Week #1 #

Project description #

Project name: Recommendation System #

Code repository: https://github.com/IU-Capstone-Project-2025/Recommendation-System

General idea

The project is a distributed system that enables users to rate books. Based on their reading history and given ratings, the system generates personalized recommendations.

Problem Statement

In today’s world, where thousands of books across various genres and topics are published every day, it becomes increasingly difficult for the average user to choose what to read. Faced with information overload and a general decline in reading habits, users are less willing to spend time browsing and comparing options. They expect fast, accurate, and personalized recommendations.

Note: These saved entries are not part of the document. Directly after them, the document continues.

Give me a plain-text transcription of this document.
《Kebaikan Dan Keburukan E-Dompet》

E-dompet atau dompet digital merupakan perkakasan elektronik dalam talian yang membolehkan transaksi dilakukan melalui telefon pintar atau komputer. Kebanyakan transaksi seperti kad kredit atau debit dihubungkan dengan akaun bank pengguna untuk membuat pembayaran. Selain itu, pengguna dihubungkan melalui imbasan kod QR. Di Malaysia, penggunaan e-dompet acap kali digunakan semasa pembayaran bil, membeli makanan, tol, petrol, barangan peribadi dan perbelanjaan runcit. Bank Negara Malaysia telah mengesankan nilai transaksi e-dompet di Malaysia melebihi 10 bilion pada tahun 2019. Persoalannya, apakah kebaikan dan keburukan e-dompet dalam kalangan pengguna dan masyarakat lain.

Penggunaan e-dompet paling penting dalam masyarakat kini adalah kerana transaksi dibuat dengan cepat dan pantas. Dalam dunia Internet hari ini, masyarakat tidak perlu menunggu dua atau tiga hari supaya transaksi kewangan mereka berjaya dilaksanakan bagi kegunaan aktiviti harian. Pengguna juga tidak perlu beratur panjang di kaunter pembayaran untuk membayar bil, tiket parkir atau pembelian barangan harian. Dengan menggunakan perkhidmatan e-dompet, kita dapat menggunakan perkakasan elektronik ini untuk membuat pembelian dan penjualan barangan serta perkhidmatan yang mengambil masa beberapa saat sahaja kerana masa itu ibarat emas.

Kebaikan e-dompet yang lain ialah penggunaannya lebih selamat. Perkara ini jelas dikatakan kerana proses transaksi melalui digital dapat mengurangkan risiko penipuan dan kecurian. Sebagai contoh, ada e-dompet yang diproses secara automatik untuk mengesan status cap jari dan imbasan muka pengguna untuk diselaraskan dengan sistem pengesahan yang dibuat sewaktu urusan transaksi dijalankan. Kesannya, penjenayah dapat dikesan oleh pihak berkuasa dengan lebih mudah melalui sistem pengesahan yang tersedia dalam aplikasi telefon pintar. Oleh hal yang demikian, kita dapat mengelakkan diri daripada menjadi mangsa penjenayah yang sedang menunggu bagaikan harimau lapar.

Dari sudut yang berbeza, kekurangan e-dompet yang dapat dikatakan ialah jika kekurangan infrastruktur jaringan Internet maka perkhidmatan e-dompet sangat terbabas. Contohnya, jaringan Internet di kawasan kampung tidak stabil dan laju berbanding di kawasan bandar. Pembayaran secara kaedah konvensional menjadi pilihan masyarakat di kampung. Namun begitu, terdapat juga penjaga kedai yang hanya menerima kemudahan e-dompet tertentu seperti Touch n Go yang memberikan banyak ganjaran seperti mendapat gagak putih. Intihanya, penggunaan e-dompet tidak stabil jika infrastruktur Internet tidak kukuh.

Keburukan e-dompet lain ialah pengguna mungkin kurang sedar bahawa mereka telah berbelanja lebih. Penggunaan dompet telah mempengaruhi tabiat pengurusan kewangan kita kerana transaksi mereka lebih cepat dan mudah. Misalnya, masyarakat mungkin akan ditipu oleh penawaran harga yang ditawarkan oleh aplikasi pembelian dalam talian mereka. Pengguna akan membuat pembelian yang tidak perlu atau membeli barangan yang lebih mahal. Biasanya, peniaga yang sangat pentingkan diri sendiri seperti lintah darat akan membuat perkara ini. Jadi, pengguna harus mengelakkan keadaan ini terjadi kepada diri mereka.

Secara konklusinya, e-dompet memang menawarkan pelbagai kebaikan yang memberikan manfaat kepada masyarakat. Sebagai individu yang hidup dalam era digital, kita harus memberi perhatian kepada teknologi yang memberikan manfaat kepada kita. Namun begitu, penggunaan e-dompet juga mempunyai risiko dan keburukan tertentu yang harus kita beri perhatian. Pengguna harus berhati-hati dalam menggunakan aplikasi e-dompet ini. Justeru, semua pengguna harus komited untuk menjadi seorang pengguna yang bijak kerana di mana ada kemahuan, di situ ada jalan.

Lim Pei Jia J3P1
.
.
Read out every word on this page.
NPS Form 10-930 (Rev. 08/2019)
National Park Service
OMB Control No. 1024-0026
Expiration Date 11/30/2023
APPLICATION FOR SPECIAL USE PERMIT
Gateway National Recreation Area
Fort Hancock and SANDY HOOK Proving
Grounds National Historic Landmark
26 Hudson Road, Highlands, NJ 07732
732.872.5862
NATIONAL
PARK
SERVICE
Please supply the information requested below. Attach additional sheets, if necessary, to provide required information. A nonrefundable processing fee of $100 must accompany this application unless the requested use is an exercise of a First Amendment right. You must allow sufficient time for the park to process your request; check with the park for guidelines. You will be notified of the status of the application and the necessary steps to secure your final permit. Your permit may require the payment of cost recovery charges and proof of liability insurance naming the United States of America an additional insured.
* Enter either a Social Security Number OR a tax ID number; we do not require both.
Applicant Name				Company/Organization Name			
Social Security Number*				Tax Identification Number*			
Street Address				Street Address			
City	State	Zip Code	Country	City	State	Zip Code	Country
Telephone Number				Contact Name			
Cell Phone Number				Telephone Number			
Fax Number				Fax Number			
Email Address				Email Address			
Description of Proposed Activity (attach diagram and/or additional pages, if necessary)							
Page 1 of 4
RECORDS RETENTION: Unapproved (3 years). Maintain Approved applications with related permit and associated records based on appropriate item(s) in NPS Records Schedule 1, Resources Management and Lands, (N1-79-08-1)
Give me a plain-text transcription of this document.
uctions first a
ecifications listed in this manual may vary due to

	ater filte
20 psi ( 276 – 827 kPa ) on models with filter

Our motivation for this project is to address this growing challenge by developing a scalable, efficient recommendation system that processes large volumes of user-generated data (ratings, reviews) and delivers high-quality book recommendations tailored to individual preferences — all with minimal delay. This not only enhances user experience but also promotes reading by reducing friction in the decision-making process.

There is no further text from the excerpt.